La désinformation genrée au Tchad : une menace silencieuse qui fragilise les femmes

Au Tchad, les fausses informations ciblant les femmes se propagent à une vitesse alarmante, notamment sur les réseaux sociaux et dans les médias. Entre rumeurs, stéréotypes et campagnes de diffamation, cette désinformation genrée constitue un véritable frein à l’émancipation des femmes et à leur engagement citoyen. Pourtant, malgré son ampleur, peu de mesures concrètes sont mises en place pour contrer ce phénomène.
Dans un pays où l’accès à l’éducation et aux technologies reste inégal entre les sexes, les femmes tchadiennes sont particulièrement vulnérables à la désinformation. Sur Facebook et WhatsApp, de nombreuses rumeurs circulent à leur sujet : fausses accusations d’adultère, théories complotistes sur l’infertilité supposée des militantes féministes, ou encore fake news relayant des prétendus dangers de l’éducation des filles.
« On m’a accusée d’avoir abandonné mon mari et mes enfants pour me consacrer à la politique, alors que ce n’était qu’un mensonge répandu pour me discréditer », témoigne Khadidja, une militante des droits des femmes à N’Djaména.

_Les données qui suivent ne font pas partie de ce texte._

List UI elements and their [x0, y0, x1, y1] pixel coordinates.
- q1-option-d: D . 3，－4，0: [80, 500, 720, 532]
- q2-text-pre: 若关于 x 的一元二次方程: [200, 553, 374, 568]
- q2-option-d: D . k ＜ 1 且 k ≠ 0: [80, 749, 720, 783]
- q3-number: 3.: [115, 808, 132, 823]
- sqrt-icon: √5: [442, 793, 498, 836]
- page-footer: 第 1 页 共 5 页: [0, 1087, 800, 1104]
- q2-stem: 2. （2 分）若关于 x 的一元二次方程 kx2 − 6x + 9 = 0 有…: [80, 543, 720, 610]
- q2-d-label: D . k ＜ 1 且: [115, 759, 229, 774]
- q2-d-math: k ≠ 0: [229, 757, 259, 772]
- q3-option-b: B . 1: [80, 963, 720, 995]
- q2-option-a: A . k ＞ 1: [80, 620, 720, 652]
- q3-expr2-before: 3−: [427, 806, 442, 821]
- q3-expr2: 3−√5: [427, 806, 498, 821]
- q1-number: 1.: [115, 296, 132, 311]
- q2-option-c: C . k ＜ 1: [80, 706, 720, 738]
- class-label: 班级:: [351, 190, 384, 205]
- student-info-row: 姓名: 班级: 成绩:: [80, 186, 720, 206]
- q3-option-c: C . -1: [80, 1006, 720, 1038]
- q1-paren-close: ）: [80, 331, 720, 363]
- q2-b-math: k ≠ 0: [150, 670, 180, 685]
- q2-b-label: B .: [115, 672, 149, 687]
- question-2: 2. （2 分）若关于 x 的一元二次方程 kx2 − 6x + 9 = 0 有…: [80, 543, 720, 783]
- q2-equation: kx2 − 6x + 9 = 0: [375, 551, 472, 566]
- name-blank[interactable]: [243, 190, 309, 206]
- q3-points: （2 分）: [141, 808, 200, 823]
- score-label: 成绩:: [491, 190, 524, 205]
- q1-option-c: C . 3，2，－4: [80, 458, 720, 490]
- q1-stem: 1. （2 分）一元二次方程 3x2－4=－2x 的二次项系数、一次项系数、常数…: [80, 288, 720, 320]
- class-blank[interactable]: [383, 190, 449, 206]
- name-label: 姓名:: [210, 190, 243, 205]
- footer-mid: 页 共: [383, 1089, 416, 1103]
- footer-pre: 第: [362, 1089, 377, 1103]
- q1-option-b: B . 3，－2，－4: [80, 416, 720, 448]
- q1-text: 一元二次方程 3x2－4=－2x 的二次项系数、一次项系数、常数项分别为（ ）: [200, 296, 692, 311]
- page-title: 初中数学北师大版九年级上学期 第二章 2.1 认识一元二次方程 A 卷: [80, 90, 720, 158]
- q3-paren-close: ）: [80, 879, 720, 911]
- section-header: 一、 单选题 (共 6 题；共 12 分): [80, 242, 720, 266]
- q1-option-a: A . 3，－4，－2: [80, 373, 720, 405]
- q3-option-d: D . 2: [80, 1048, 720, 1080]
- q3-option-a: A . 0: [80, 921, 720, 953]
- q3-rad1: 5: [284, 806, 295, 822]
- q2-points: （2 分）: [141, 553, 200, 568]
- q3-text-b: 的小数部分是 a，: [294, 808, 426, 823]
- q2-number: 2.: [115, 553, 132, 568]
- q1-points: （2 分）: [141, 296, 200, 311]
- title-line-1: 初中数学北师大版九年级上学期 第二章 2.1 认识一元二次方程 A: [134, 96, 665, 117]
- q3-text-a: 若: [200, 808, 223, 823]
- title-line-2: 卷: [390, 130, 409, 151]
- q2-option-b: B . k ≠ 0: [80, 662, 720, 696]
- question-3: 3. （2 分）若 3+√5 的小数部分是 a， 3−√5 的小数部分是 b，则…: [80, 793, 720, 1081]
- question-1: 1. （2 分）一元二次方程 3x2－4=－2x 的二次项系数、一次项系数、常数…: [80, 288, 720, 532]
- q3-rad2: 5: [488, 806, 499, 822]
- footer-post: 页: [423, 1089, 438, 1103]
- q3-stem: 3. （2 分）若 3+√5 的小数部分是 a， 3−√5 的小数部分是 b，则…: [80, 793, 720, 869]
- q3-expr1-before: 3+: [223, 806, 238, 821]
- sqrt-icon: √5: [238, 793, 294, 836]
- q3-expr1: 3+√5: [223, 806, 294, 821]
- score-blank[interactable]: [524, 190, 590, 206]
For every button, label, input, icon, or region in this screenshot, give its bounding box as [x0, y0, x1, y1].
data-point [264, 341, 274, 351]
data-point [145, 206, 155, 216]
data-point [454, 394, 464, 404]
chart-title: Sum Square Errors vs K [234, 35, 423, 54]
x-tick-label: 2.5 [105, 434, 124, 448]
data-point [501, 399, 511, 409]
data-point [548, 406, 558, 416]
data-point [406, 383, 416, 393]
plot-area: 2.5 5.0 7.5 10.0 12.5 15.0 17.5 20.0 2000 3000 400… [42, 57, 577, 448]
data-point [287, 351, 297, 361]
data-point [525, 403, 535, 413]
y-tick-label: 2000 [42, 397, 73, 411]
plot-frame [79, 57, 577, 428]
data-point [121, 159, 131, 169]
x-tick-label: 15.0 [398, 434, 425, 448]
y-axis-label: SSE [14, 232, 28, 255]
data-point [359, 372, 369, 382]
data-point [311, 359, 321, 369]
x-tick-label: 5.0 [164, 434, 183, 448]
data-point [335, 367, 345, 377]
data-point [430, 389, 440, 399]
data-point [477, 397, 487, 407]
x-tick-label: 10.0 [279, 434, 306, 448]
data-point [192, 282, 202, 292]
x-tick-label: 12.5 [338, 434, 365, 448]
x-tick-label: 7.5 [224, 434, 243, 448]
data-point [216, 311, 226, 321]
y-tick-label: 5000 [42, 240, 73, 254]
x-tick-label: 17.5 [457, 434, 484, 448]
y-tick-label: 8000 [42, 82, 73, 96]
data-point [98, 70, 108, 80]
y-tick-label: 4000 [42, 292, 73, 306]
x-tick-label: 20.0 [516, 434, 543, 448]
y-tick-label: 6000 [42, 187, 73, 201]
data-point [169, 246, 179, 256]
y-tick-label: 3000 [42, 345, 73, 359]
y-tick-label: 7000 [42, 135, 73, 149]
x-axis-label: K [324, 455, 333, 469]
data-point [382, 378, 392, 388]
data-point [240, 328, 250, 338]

Ce type de désinformation ne relève pas du hasard. En effet, il vise un double objectif : dissuader les femmes de s’impliquer dans la vie publique et perpétuer les stéréotypes de genre qui les cantonnent à un rôle subalterne dans la société.
Un phénomène amplifié par les réseaux sociaux
Avec l’essor du numérique, le phénomène prend une ampleur sans précédent. En 2024, le Tchad comptait 4,18 millions d’internautes et 973 000 utilisateurs actifs sur les réseaux sociaux. Ces plateformes sont devenues le terrain privilégié de la désinformation, où les fake news circulent souvent plus rapidement que les vérités avérées.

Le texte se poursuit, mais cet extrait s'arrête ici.